Cylindrical fuel pins with wires are the design of choice for tightly packed fuel arrays. However, it is important to investigate novel fuel configurations in order to increase the thermal margins. Hence, new fuel designs have been studied for the epithermal option of the light water-cooled IRIS core. These designs are also of potential use in other tightly packed, epithermal advanced core designs.First, design equations have been used to determine number, height, and size of the principal features (clad, gap, fuel cross-sectional area) of the novel fuel configurations under investigation. Then, performance indices have been introduced to relate fuel geometrical characteristics to selected thermal-hydraulic parameters, such as pressure drop, critical heat flux (CHF), fuel centerline temperature, and clad surface temperature and stress distribution. Finally, variously shaped fuel configurations, including cylindrical, triangular, square, and hexagonal, have been ranked according to the performance indicators.The hexagonal fuel pins, both twisted and straight, proved to be good solutions for the epithermal tight core of the light water-cooled IRIS reactor, with performances comparable to those of the cylindrical fuel with wires.

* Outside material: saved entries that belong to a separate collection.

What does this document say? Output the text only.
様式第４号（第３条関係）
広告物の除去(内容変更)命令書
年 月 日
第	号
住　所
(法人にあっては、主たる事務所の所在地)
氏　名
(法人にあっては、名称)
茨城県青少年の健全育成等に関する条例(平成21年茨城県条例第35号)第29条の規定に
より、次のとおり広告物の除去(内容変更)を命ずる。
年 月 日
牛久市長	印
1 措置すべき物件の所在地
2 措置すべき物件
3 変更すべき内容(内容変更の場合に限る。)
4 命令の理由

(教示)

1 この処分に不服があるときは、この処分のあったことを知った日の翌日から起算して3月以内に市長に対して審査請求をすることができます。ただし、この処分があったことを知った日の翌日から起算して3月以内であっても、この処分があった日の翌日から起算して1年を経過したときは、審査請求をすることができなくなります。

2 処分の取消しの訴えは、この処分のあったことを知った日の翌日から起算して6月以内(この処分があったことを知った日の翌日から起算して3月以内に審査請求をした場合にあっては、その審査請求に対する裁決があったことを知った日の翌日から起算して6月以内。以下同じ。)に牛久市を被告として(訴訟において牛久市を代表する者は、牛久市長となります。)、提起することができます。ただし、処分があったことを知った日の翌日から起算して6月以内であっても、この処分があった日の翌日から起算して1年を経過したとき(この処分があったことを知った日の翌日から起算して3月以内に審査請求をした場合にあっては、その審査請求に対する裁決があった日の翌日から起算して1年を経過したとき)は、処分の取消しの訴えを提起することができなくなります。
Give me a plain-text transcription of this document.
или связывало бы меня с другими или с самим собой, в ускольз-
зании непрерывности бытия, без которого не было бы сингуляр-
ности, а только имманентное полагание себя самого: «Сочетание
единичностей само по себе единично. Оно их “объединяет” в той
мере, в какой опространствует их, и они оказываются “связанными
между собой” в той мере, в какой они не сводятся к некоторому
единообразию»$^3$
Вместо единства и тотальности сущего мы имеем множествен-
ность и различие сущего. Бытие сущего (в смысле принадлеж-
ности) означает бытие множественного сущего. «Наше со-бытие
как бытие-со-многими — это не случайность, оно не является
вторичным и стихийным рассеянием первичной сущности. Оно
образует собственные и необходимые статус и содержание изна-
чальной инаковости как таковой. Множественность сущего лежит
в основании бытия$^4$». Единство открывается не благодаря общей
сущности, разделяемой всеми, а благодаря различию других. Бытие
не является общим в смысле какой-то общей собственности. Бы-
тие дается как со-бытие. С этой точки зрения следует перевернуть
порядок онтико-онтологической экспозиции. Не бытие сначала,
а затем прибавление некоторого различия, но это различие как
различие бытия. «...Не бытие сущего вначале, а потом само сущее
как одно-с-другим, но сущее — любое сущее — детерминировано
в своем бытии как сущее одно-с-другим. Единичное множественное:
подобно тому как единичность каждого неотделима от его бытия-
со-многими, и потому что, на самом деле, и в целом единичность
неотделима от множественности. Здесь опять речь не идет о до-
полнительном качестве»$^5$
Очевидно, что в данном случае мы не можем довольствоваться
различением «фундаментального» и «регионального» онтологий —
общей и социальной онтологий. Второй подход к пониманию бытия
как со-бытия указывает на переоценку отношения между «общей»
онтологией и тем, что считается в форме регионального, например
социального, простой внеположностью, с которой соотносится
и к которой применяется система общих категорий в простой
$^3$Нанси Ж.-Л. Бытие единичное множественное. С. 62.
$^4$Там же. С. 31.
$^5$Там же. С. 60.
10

In particular, for water-to-fuel ratios ~0.33, the twisted hexagonal shape is the preferable design with a reduction of the total pressure drop by 16% and an increase of the CHF margin by 200%, compared to the traditional cylindrical pins with grids. Furthermore, the straight hexagonal shape allows flatter subchannel velocity profiles, wall shear stress, and wall temperature distributions. However, geometric constraints unfortunately do not allow application of the twisted hexagonal shape for smaller water-to-fuel ratios, which is a design regime of more favorable epithermal neutronics performance. In this regime, the cylindrical pins with wires are the solution of choice.